L’armement utilisé dans la double attaque contre des installations pétrolières en Arabie saoudite est de provenance iranienne, a affirmé lundi le porte-parole de la coalition sous commandement saoudien qui intervient au Yémen contre les rebelles Houthis.

« L’enquête se poursuit et toutes les indications montrent que les armes utilisées sont iraniennes », a déclaré le porte-parole de la coalition, le colonel saoudien Turki al-Maliki, a propos des attaques de samedi.

Il a ajouté que l’enquête portait également sur l’origine de ces tirs.

Les rebelles Houthis du Yémen, soutenus par l’Iran, ont revendiqué la responsabilité de ces attaques d’envergure qui ont entraîné la réduction de moitié de la production de pétrole de l’Arabie saoudite, un poids lourd de l’Opep.

Le secrétaire d’Etat américain Mike Pompeo a estimé, pour sa part, qu’il n’y avait aucune preuve que cette « attaque sans précédent contre l’approvisionnement énergétique mondial » soit venue du Yémen.

Washington accuse l’Iran d’être à l’origine de ces attaques.

Mais Téhéran a jugé ces accusations « insensées » et « incompréhensibles », par la voix du porte-parole du ministère des Affaires étrangères, Abbas Moussavi.

« Les attaques n’ont pas été lancées à partir du territoire yéménite comme l’ont revendiqué les Houthis, a souligné le colonel Maliki.

« Les Houthis ne sont qu’un instrument aux mains des Gardiens de la révolution et du régime terroriste iranien », a-t-il ajouté.

Par ailleurs, les autorités koweïtiennes ont lancé une enquête sur des informations faisant état de l' »intrusion » d’un drone qui aurait survolé un palais de l’émir samedi, le même jour que l’attaque dévastatrice contre les installations pétrolières en Arabie saoudite.

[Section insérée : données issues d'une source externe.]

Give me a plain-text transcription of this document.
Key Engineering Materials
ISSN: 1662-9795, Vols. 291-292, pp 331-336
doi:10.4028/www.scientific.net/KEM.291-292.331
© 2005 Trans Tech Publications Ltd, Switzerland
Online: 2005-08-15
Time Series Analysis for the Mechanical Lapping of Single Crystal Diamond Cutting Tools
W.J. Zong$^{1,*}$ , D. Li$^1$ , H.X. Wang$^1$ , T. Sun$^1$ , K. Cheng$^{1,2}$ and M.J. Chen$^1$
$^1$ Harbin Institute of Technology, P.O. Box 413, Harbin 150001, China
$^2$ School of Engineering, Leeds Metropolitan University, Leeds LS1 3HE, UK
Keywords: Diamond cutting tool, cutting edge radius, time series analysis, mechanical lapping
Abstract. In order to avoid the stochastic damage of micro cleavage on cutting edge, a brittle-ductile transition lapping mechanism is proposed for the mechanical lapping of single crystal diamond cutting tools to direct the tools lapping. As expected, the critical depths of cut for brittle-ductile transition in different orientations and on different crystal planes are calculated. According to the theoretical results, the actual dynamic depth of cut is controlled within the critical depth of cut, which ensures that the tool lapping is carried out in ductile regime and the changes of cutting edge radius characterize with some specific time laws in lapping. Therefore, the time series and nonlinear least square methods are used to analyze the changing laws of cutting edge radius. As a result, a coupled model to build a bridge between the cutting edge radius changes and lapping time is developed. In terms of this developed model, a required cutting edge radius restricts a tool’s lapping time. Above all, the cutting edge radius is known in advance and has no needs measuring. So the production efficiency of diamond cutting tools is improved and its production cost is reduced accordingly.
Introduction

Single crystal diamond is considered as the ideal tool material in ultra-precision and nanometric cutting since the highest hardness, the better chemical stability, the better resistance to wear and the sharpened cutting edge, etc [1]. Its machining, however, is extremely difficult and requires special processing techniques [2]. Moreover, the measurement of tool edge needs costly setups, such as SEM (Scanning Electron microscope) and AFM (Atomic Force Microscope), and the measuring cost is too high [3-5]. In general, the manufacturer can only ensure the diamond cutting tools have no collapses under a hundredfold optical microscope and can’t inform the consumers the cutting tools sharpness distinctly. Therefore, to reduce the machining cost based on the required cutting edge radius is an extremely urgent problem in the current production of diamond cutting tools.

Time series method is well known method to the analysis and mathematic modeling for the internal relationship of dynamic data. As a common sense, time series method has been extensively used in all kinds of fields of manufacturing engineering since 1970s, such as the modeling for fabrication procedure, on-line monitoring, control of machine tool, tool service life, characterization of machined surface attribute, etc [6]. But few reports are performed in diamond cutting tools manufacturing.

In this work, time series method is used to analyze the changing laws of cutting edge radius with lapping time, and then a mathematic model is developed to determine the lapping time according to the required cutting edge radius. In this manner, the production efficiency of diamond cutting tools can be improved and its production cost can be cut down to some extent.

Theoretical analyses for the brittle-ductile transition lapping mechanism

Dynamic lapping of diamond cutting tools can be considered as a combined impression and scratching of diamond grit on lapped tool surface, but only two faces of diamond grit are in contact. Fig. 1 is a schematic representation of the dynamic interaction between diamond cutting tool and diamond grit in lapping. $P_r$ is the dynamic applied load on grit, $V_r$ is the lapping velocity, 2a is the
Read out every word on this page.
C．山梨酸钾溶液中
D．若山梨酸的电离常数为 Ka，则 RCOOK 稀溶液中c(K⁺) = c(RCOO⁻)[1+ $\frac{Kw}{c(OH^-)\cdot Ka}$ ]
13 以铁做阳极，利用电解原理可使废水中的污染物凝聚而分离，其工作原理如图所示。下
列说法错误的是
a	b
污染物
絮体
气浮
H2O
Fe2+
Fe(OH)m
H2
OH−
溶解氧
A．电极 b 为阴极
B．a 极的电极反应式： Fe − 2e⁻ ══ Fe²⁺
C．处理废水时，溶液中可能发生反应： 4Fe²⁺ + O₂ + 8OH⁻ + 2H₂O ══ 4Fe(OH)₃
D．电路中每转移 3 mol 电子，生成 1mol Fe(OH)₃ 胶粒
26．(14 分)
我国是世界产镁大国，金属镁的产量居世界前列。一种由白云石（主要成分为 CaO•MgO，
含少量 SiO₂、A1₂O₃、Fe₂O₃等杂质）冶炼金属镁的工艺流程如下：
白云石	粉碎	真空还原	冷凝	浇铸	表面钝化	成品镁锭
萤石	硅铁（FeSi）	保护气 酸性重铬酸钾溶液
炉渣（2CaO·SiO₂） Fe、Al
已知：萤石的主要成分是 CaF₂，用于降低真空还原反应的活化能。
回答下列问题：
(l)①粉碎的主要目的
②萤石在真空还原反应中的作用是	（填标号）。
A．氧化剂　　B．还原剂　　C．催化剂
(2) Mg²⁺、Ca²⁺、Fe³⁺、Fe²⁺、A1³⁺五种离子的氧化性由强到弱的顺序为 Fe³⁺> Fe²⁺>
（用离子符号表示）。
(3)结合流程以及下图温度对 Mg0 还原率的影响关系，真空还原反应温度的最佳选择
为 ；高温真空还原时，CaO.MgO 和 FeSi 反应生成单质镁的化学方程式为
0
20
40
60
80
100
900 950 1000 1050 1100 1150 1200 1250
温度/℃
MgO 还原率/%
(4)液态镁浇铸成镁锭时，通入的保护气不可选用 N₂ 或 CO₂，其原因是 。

Des médias ont émis l’hypothèse qu’un drone tiré d’Irak qui aurait traversé l’espace aérien du Koweït.

Le quotidien koweïtien Al-Raï a rapporté qu’un drone de la taille d’une petite voiture est descendu samedi à l’aube d’une hauteur d’environ 250 mètres au-dessus du palais de l’émir, avant d’allumer ses lumières et de s’envoler.

Le Premier ministre, cheikh Jaber Moubarak Al-Sabah, a ordonné le renforcement des mesures de sécurité autour des installations vitales du pays, selon une déclaration du gouvernement publiée sur Twitter dimanche.

« Les responsables de la sécurité ont commencé une enquête concernant le drone qui a été vu survoler la zone côtière de Koweït », indique ce texte.

Selon Al-Rai, le drone a survolé le palais en bord de mer de l’émir Cheikh Sabah al-Ahmad Al-Sabah qui effectue des tests médicaux aux Etats-Unis.

Le Koweït est un membre de l’Opep qui a des frontières terrestres avec l’Irak et l’Arabie saoudite et partage des frontières maritimes avec l’Iran.